Like the President, I had a wonderful mother. There were also some other women who loomed large in my formative years. Primarily, they were the Sisters of St. Joseph’s Order at St. Clement, a Catholic school, who taught me from grades one through twelve. I know for certain that I never would have accomplished as much as I have, whatever that may be, without being taught by the nuns. I still remember all of them—especially Sister Diaonysia.
We received corporal punishment from the nuns, and we needed it. Today if children went home and told their fathers that some nun hit them, there would be lawsuits flying. In my day, though, my father would hit me again for making the nun hit me.
Although we lived in Somerville, Massachusetts, which is right next to Boston, we attended St. Clement that was actually in Medford. Every day, I walked to school, as did my three brothers and one sister. We were years apart in age, but we all went to St. Clement at one time or another. Ed and Bob were five years older than I was, while Barbara was five years younger. My mother gave birth to my youngest brother, Chuck, when she was forty-five years old.
About thirty-five students stayed together all through those twelve years. In some ways, it was just like the movies that portray what school used to be like. There were inkwells in the desks, and the boys would dip the pigtails of the girl in front of them into the ink.

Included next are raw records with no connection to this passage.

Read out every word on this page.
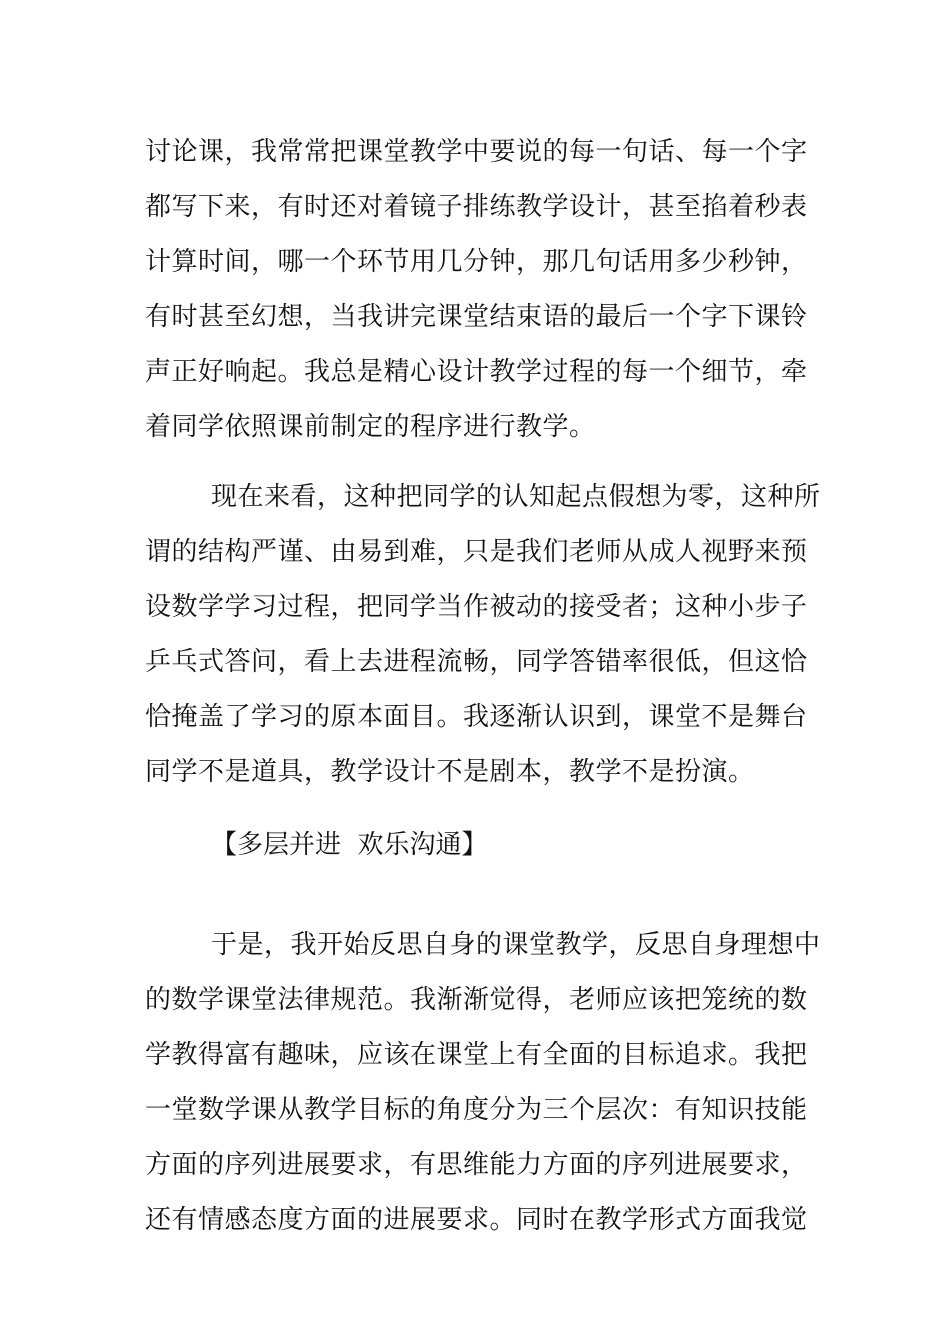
讨论课，我常常把课堂教学中要说的每一句话、每一个字
都写下来，有时还对着镜子排练教学设计，甚至掐着秒表
计算时间，哪一个环节用几分钟，那几句话用多少秒钟，
有时甚至幻想，当我讲完课堂结束语的最后一个字下课铃
声正好响起。我总是精心设计教学过程的每一个细节，牵
着同学依照课前制定的程序进行教学。
现在来看，这种把同学的认知起点假想为零，这种所
谓的结构严谨、由易到难，只是我们老师从成人视野来预
设数学学习过程，把同学当作被动的接受者；这种小步子
乒乓式答问，看上去进程流畅，同学答错率很低，但这恰
恰掩盖了学习的原本面目。我逐渐认识到，课堂不是舞台
同学不是道具，教学设计不是剧本，教学不是扮演。

【多层并进  欢乐沟通】

于是，我开始反思自身的课堂教学，反思自身理想中
的数学课堂法律规范。我渐渐觉得，老师应该把笼统的数
学教得富有趣味，应该在课堂上有全面的目标追求。我把
一堂数学课从教学目标的角度分为三个层次：有知识技能
方面的序列进展要求，有思维能力方面的序列进展要求，
还有情感态度方面的进展要求。同时在教学形式方面我觉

The boys had to wear a suit or a sports jacket, a white shirt, and a tie every day, and the girls wore navy blue uniforms with white-collared blouses. Even then there was pressure to have the latest styles, so having a specific dress code took some financial strain off my parents. My mother passed the white shirts that my brothers had worn down to me. The dress code at St. Clement was based on the assumption that people act differently, depending on how they are dressed. While that is true to some extent, we would still tussle around, and now and again I would damage a sports jacket. The school yard we played on was cement, and things could get rough.
My relationship with my father was markedly different from the one Reagan had with his. In my life, my father played an important role. Although both of us had saintly moms, my mother’s word wasn’t as final as Nelle Reagan’s. My parents would talk about things. Even though my father had so many responsibilities, he still found the time to be my Little League baseball coach. He was a strong figure, and not only did he have a great reputation as a police officer and detective, but he had arrested many of the mafia-type figures from Boston.